C. S. Lewis traces his conversion story through his autobiography “Surprised by Joy” from his early childhood through to his conversion to Christ as an adult. As the story unfolds, he traces the “aesthetic experience” of “joy” as an experience that “was valuable only as a pointer to something other and outer.”
Early in his life, he speaks of a “religious experience”, which is followed by his becoming an “effective believer”, by which he means he “heard the doctrines of Christianity…” and “had no skepticism”. This resulted in a fear for his soul to the effect that he “began seriously to pray and read [his] bible and to attempt to obey [his] conscience.” At this stage, Lewis’s faith is a simple faith, which does not understand how to comprehend and consider the world. Furthermore, it seems it bore a fear of God, but not an explicit understanding of his own sin and in this sense, he did not feel a sense of personal responsibility before God, which comes much later.
The fragility of his new found belief is demonstrated as he encounters the waywardness of Miss C. who herself was still “hunting… for a truth and a way of life”. The influence of Miss C. led him to consider that the “visible world might only be a curtain to conceal huge realms uncharged by my very simple theology.” It was at this point that her conversation “loosened the whole framework” of his belief.
For Christian parents, this highlights the responsibility of actively preparing our children to encounter the multiple beliefs and theories around us from a Christian perspective. Our children run into the same battle we are in, we ought to prepare them to fight along side us.From this point, Lewis begins to abandon his romanticism and his belief in the metaphysical, attempting instead to put on the clothing of the realist, a stage he called “the new look” which sounds much like modern atheism. Lewis notes that, “realism satisfied an emotional need.” The emotions are extra-sensory, so if we are to be empiricists and consistent we mustn’t hold on to the emotional too tightly as logic and reason is king. Hence, there is thick irony in the notion that realism satisfied an emotional need for Lewis.
Lewis’s atheism begins, of course to break down, bit by bit. It begins with “the new quality, the bright shadow,” which he recognizes later as Holiness followed by the Christian influence of Chesterton , Johnson , the influence of the dirty old tragic Irishman and the mad man, and the influence of psychology as well as the conversion of his close friends Harwood and Barfield to the Anthroposophist thinking of Rudolf Steiner. Barfield’s conversion is particularly important as Barfield’s thinking challenged Lewis to let go of his “uncritical acceptance of the intellectual climate” and the epistemological inconsistencies associated with atheistic empiricism (and hence realism) . Both these steps were necessary for Lewis to move away from a naturalistic position to a super-naturalist position.

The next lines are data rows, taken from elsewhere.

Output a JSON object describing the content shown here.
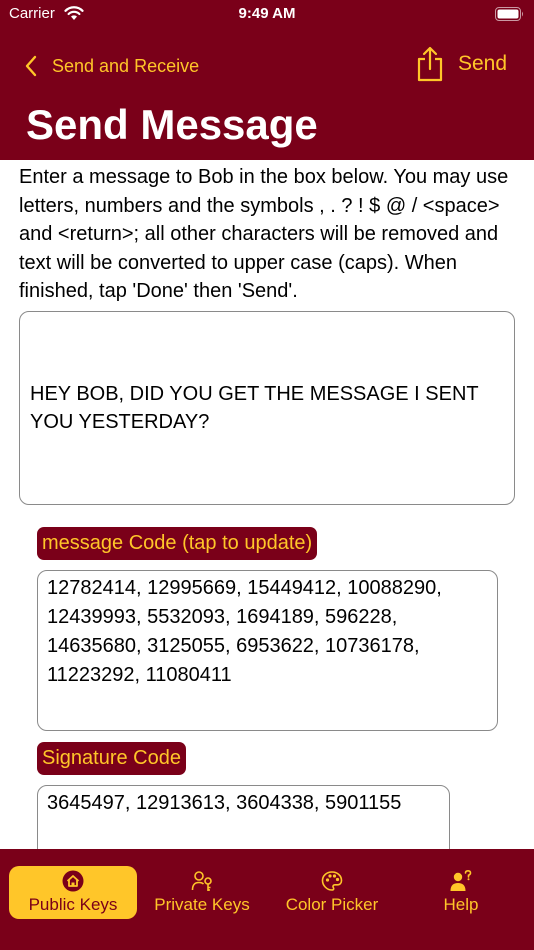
{
  "status_bar": {
    "carrier": "Carrier",
    "time": "9:49 AM"
  },
  "nav": {
    "back_label": "Send and Receive",
    "send_label": "Send",
    "title": "Send Message"
  },
  "instructions": "Enter a message to Bob in the box below. You may use letters, numbers and the symbols , . ? ! $ @ / <space> and <return>; all other characters will be removed and text will be converted to upper case (caps). When finished, tap 'Done' then 'Send'.",
  "message": {
    "text": "HEY BOB, DID YOU GET THE MESSAGE I SENT YOU YESTERDAY?"
  },
  "message_code": {
    "label": "message Code (tap to update)",
    "value": "12782414, 12995669, 15449412, 10088290, 12439993, 5532093, 1694189, 596228, 14635680, 3125055, 6953622, 10736178, 11223292, 11080411"
  },
  "signature_code": {
    "label": "Signature Code",
    "value": "3645497, 12913613, 3604338, 5901155"
  },
  "tabs": [
    {
      "label": "Public Keys",
      "icon": "house-icon",
      "active": true
    },
    {
      "label": "Private Keys",
      "icon": "person-key-icon",
      "active": false
    },
    {
      "label": "Color Picker",
      "icon": "palette-icon",
      "active": false
    },
    {
      "label": "Help",
      "icon": "person-question-icon",
      "active": false
    }
  ],
  "colors": {
    "primary": "#7a0019",
    "accent": "#ffc629",
    "border": "#8a8a8a"
  }
}
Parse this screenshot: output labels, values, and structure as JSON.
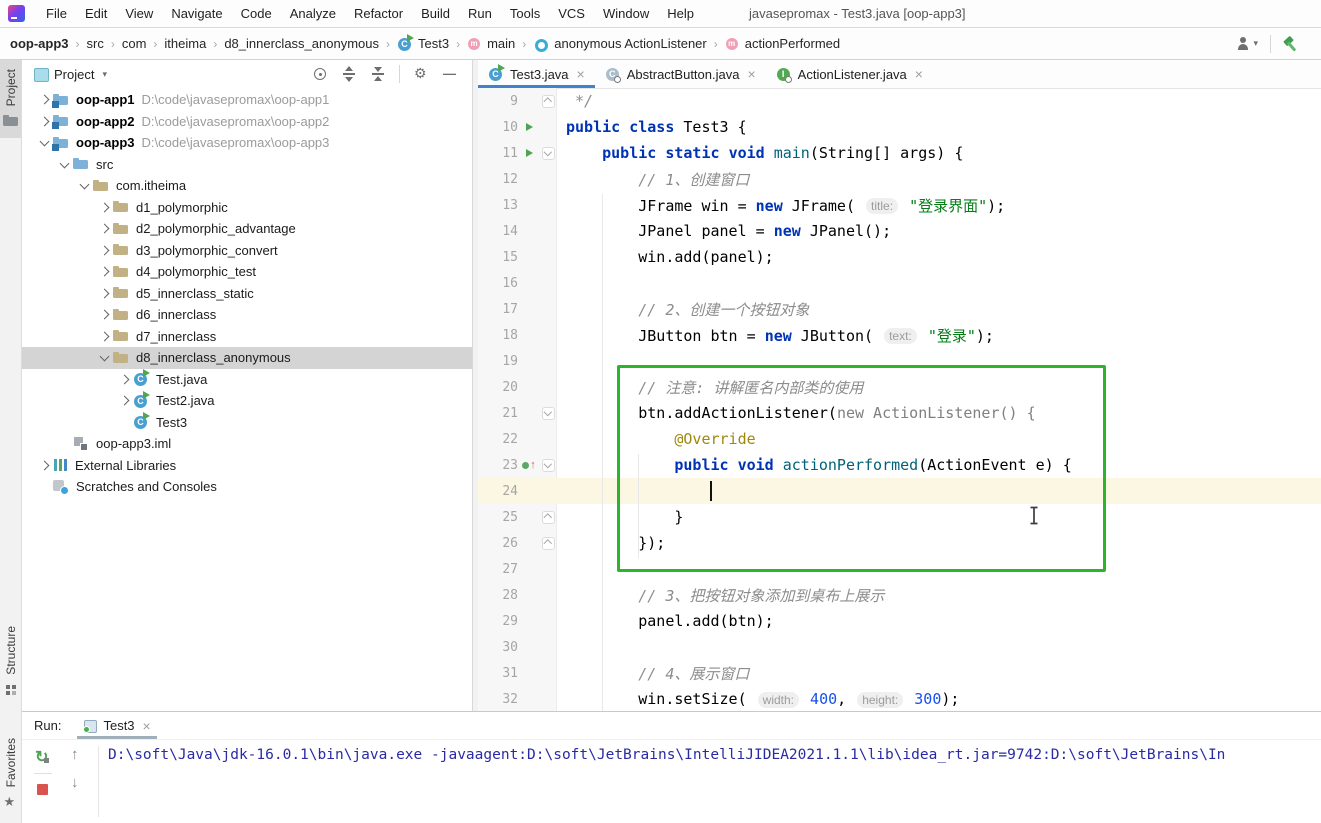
{
  "window": {
    "title": "javasepromax - Test3.java [oop-app3]"
  },
  "menu": {
    "items": [
      "File",
      "Edit",
      "View",
      "Navigate",
      "Code",
      "Analyze",
      "Refactor",
      "Build",
      "Run",
      "Tools",
      "VCS",
      "Window",
      "Help"
    ]
  },
  "breadcrumbs": {
    "items": [
      {
        "label": "oop-app3",
        "icon": null,
        "bold": true
      },
      {
        "label": "src",
        "icon": null
      },
      {
        "label": "com",
        "icon": null
      },
      {
        "label": "itheima",
        "icon": null
      },
      {
        "label": "d8_innerclass_anonymous",
        "icon": null
      },
      {
        "label": "Test3",
        "icon": "class-run"
      },
      {
        "label": "main",
        "icon": "method"
      },
      {
        "label": "anonymous ActionListener",
        "icon": "anonymous-class"
      },
      {
        "label": "actionPerformed",
        "icon": "method"
      }
    ],
    "actions": [
      "user",
      "separator",
      "build-hammer"
    ]
  },
  "stripes": {
    "left_top": [
      {
        "label": "Project",
        "icon": "gray-folder",
        "selected": true
      }
    ],
    "left_bottom": [
      {
        "label": "Structure",
        "icon": "structure"
      },
      {
        "label": "Favorites",
        "icon": "star"
      }
    ]
  },
  "project_panel": {
    "title": "Project",
    "title_caret": "▾",
    "toolbar": [
      "locate",
      "expand-all",
      "collapse-all",
      "separator",
      "settings",
      "hide"
    ],
    "tree": [
      {
        "level": 0,
        "chev": "right",
        "icon": "module",
        "label": "oop-app1",
        "bold": true,
        "path": "D:\\code\\javasepromax\\oop-app1"
      },
      {
        "level": 0,
        "chev": "right",
        "icon": "module",
        "label": "oop-app2",
        "bold": true,
        "path": "D:\\code\\javasepromax\\oop-app2"
      },
      {
        "level": 0,
        "chev": "down",
        "icon": "module",
        "label": "oop-app3",
        "bold": true,
        "path": "D:\\code\\javasepromax\\oop-app3"
      },
      {
        "level": 1,
        "chev": "down",
        "icon": "folder",
        "label": "src"
      },
      {
        "level": 2,
        "chev": "down",
        "icon": "package",
        "label": "com.itheima"
      },
      {
        "level": 3,
        "chev": "right",
        "icon": "package",
        "label": "d1_polymorphic"
      },
      {
        "level": 3,
        "chev": "right",
        "icon": "package",
        "label": "d2_polymorphic_advantage"
      },
      {
        "level": 3,
        "chev": "right",
        "icon": "package",
        "label": "d3_polymorphic_convert"
      },
      {
        "level": 3,
        "chev": "right",
        "icon": "package",
        "label": "d4_polymorphic_test"
      },
      {
        "level": 3,
        "chev": "right",
        "icon": "package",
        "label": "d5_innerclass_static"
      },
      {
        "level": 3,
        "chev": "right",
        "icon": "package",
        "label": "d6_innerclass"
      },
      {
        "level": 3,
        "chev": "right",
        "icon": "package",
        "label": "d7_innerclass"
      },
      {
        "level": 3,
        "chev": "down",
        "icon": "package",
        "label": "d8_innerclass_anonymous",
        "selected": true
      },
      {
        "level": 4,
        "chev": "right",
        "icon": "class-run",
        "label": "Test.java"
      },
      {
        "level": 4,
        "chev": "right",
        "icon": "class-run",
        "label": "Test2.java"
      },
      {
        "level": 4,
        "chev": null,
        "icon": "class-run",
        "label": "Test3"
      },
      {
        "level": 1,
        "chev": null,
        "icon": "iml",
        "label": "oop-app3.iml"
      },
      {
        "level": 0,
        "chev": "right",
        "icon": "libs",
        "label": "External Libraries"
      },
      {
        "level": 0,
        "chev": null,
        "icon": "scratches",
        "label": "Scratches and Consoles"
      }
    ]
  },
  "editor": {
    "tabs": [
      {
        "label": "Test3.java",
        "icon": "class-run",
        "selected": true,
        "close": "×"
      },
      {
        "label": "AbstractButton.java",
        "icon": "abstract-class",
        "selected": false,
        "close": "×"
      },
      {
        "label": "ActionListener.java",
        "icon": "interface",
        "selected": false,
        "close": "×"
      }
    ],
    "caret": {
      "line": 24,
      "col": 16
    },
    "lines": [
      {
        "num": 9,
        "fold": "up",
        "tokens": [
          [
            " */",
            "comment"
          ]
        ]
      },
      {
        "num": 10,
        "run": true,
        "tokens": [
          [
            "public",
            "kw"
          ],
          [
            " ",
            "plain"
          ],
          [
            "class",
            "kw"
          ],
          [
            " Test3 {",
            "plain"
          ]
        ]
      },
      {
        "num": 11,
        "run": true,
        "fold": "down",
        "tokens": [
          [
            "    ",
            "plain"
          ],
          [
            "public",
            "kw"
          ],
          [
            " ",
            "plain"
          ],
          [
            "static",
            "kw"
          ],
          [
            " ",
            "plain"
          ],
          [
            "void",
            "kw"
          ],
          [
            " ",
            "plain"
          ],
          [
            "main",
            "method"
          ],
          [
            "(String[] args) {",
            "plain"
          ]
        ]
      },
      {
        "num": 12,
        "tokens": [
          [
            "        ",
            "plain"
          ],
          [
            "// 1、创建窗口",
            "comment"
          ]
        ]
      },
      {
        "num": 13,
        "tokens": [
          [
            "        JFrame win = ",
            "plain"
          ],
          [
            "new",
            "kw"
          ],
          [
            " JFrame( ",
            "plain"
          ],
          [
            "title:",
            "badge"
          ],
          [
            " ",
            "plain"
          ],
          [
            "\"登录界面\"",
            "str"
          ],
          [
            ");",
            "plain"
          ]
        ]
      },
      {
        "num": 14,
        "tokens": [
          [
            "        JPanel panel = ",
            "plain"
          ],
          [
            "new",
            "kw"
          ],
          [
            " JPanel();",
            "plain"
          ]
        ]
      },
      {
        "num": 15,
        "tokens": [
          [
            "        win.add(panel);",
            "plain"
          ]
        ]
      },
      {
        "num": 16,
        "tokens": []
      },
      {
        "num": 17,
        "tokens": [
          [
            "        ",
            "plain"
          ],
          [
            "// 2、创建一个按钮对象",
            "comment"
          ]
        ]
      },
      {
        "num": 18,
        "tokens": [
          [
            "        JButton btn = ",
            "plain"
          ],
          [
            "new",
            "kw"
          ],
          [
            " JButton( ",
            "plain"
          ],
          [
            "text:",
            "badge"
          ],
          [
            " ",
            "plain"
          ],
          [
            "\"登录\"",
            "str"
          ],
          [
            ");",
            "plain"
          ]
        ]
      },
      {
        "num": 19,
        "tokens": []
      },
      {
        "num": 20,
        "tokens": [
          [
            "        ",
            "plain"
          ],
          [
            "// 注意: 讲解匿名内部类的使用",
            "comment"
          ]
        ]
      },
      {
        "num": 21,
        "fold": "down",
        "tokens": [
          [
            "        btn.addActionListener(",
            "plain"
          ],
          [
            "new ActionListener() {",
            "gray"
          ]
        ]
      },
      {
        "num": 22,
        "tokens": [
          [
            "            ",
            "plain"
          ],
          [
            "@Override",
            "ann"
          ]
        ]
      },
      {
        "num": 23,
        "override": true,
        "fold": "down",
        "tokens": [
          [
            "            ",
            "plain"
          ],
          [
            "public",
            "kw"
          ],
          [
            " ",
            "plain"
          ],
          [
            "void",
            "kw"
          ],
          [
            " ",
            "plain"
          ],
          [
            "actionPerformed",
            "method"
          ],
          [
            "(ActionEvent e) {",
            "plain"
          ]
        ]
      },
      {
        "num": 24,
        "current": true,
        "tokens": []
      },
      {
        "num": 25,
        "fold": "up",
        "tokens": [
          [
            "            }",
            "plain"
          ]
        ]
      },
      {
        "num": 26,
        "fold": "up",
        "tokens": [
          [
            "        });",
            "plain"
          ]
        ]
      },
      {
        "num": 27,
        "tokens": []
      },
      {
        "num": 28,
        "tokens": [
          [
            "        ",
            "plain"
          ],
          [
            "// 3、把按钮对象添加到桌布上展示",
            "comment"
          ]
        ]
      },
      {
        "num": 29,
        "tokens": [
          [
            "        panel.add(btn);",
            "plain"
          ]
        ]
      },
      {
        "num": 30,
        "tokens": []
      },
      {
        "num": 31,
        "tokens": [
          [
            "        ",
            "plain"
          ],
          [
            "// 4、展示窗口",
            "comment"
          ]
        ]
      },
      {
        "num": 32,
        "tokens": [
          [
            "        win.setSize( ",
            "plain"
          ],
          [
            "width:",
            "badge"
          ],
          [
            " ",
            "plain"
          ],
          [
            "400",
            "num"
          ],
          [
            ", ",
            "plain"
          ],
          [
            "height:",
            "badge"
          ],
          [
            " ",
            "plain"
          ],
          [
            "300",
            "num"
          ],
          [
            ");",
            "plain"
          ]
        ]
      }
    ]
  },
  "annotation": {
    "shape": "green-rectangle",
    "color": "#2bb52b"
  },
  "run_panel": {
    "label": "Run:",
    "tab": {
      "label": "Test3",
      "icon": "run-console",
      "close": "×"
    },
    "toolbar_left": [
      "rerun",
      "stop"
    ],
    "toolbar_right": [
      "up",
      "down"
    ],
    "console": "D:\\soft\\Java\\jdk-16.0.1\\bin\\java.exe -javaagent:D:\\soft\\JetBrains\\IntelliJIDEA2021.1.1\\lib\\idea_rt.jar=9742:D:\\soft\\JetBrains\\In"
  },
  "colors": {
    "accent_blue": "#4083c9",
    "annotation_green": "#2bb52b",
    "keyword": "#0033b3",
    "string": "#067d17",
    "comment": "#8c8c8c",
    "number": "#1750eb",
    "method": "#00627a",
    "java_annotation": "#9e880d",
    "console_text": "#2a2aa5",
    "selection_gray": "#d4d4d4",
    "current_line": "#fbf7e3"
  }
}
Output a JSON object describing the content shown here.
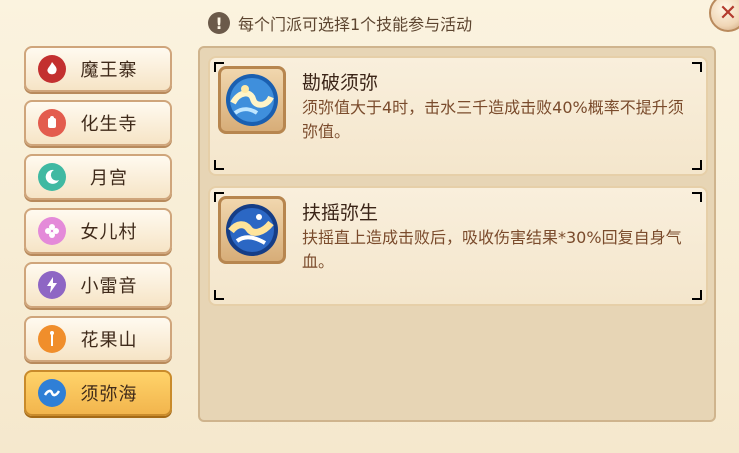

The role of Christian authors was particularly important in his conversion. He says of non-Christian writings that they “all seemed a little thin; what as boys we called ‘tinny’… There seemed to be no depth in them. They were too simple. The roughness and density of life did not appear in their books.” This exemplifies the importance of the involvement of Christians in every aspect of life including literature, through which their world-view was exposed and shown to be far more adept at encompassing the breadth of human experience. Tiny as this contribution may be, for Lewis it was very real.